Стихоблуд, а ему, столбовому дворянину, дорогу застолбил! По всем видам он, Панов, наместником сидеть должен, а не этот вероломец каверзный. И оставался-то один шажок, махонький. Зря что ли полгода начальником губернии оставался? Коню под хвост все старания и усердия. Муки адовы терпел, выхваляясь под справедливого и порядочного человека. С каждой сволочью за ручку — авось пригодится. А сколько в обе столицы свезено? Почитай все Пановы Кусты под корень пущены! Место уж в кармане было. По карманам разным рассовано — немеряно, несчитано! И все псу под хвост. Нет, раз каламбуры еще составляются — не все потеряно! Их за три года сменилось — враз и не сочтешь. Четыре? Пять? Легче со счету сбиться. И этого мотарыгу переживем. Не впервой!

Панов, разгорячив голову, почуял стылость в ногах, кряхтя и мешкаясь в широких пологах, полез в душное нутро возка. «Эх, грехи наши тяжкие — не нужда бы по службе должности наместника ведающего — и ногой бы его здесь не пахло!» Толку никакого, кроме уничижения низкого и долгого. Тепель разморил, разбередил застарелые страдания, от низкости чина достигнутого. Всего-то седьмой класс. Мизерабельный надворный советник. Ежели на военный ряд переводить — зауряд полуполковник. Позорища! И должность звания глупейшего — предводитель. Это ж придумать надобно такое! Предводитель! Не семейств старинных дворянства благородного, а шайки некоей злодейской.

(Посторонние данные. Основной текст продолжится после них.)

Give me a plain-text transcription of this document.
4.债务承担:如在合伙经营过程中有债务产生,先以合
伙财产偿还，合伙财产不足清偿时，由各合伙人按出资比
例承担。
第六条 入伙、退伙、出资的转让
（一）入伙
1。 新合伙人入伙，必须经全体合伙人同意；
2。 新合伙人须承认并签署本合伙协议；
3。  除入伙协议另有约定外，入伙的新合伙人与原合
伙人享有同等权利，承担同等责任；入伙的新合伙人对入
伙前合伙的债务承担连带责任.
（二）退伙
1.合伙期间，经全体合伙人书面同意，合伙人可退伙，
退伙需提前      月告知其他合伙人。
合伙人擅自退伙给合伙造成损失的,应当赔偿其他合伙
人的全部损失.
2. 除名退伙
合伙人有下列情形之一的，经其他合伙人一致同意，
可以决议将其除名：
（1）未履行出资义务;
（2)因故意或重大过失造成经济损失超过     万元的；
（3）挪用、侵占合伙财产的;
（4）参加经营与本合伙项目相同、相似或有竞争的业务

Да и какое водительство над помещиками тамбовскими? Они над собой ничьей руки не потерпят. Одни честолюбья междуусобные и неудобья амбициозные соседские. Кто в лес, кто по дрова. Норовят не друг за друга, а недруг против недруга встать грудью. Царица нам, глуподеям, Жалованную Грамоту на права, вольности и преимущества, а мы ее жалобами мелочными, незначащими завалили. От большого ли ума? Какую бумагу ни возьми в Совестном суде — ни стыда ни совести...

Залегли по берлогам родовым и глаз не кажут в Собрание. Вон депутат Елатомский Мещериков уж с полгода как к должности не является. Все болезнью отнекивается, а сам на псовой охоте да на рыбных ловлях по Оке и заливам неделями пропадает. А жалованья попробуй ему не вышли — за можай загонит. Не мытьем, так катаньем выможжит. Или того хуже. В Таракановке братья кровные Рахманиновы тяжбу-дележбу затеяли, межу промежду именьями смертоубийством кровавым становят...

Чуть поодаль, на ледяной мостовой, выкаблучивали хромовыми сапогами московской сшивки два заклятых друга — вице-губернатор Ушаков и секретарь генерал-губернаторский Лаба. Скучила их дальнее кисельное родство и несчастливая прыть гоньбы за губернаторский трон. Виц — средних лет и роста господин с холеным красивым лицом русского барина, пофыркивал от холода римским носом.

Снаружи его щипал морозец, а изнутри уязвленное честолюбие и неудовлетворенное самолюбие. Попробовал разогнать обиду словами:

— Неизвестной причины затяг! Случись что, Булдаков бы доложил. Может, лошади никудышние? Как думаешь, Александр Григорьевич?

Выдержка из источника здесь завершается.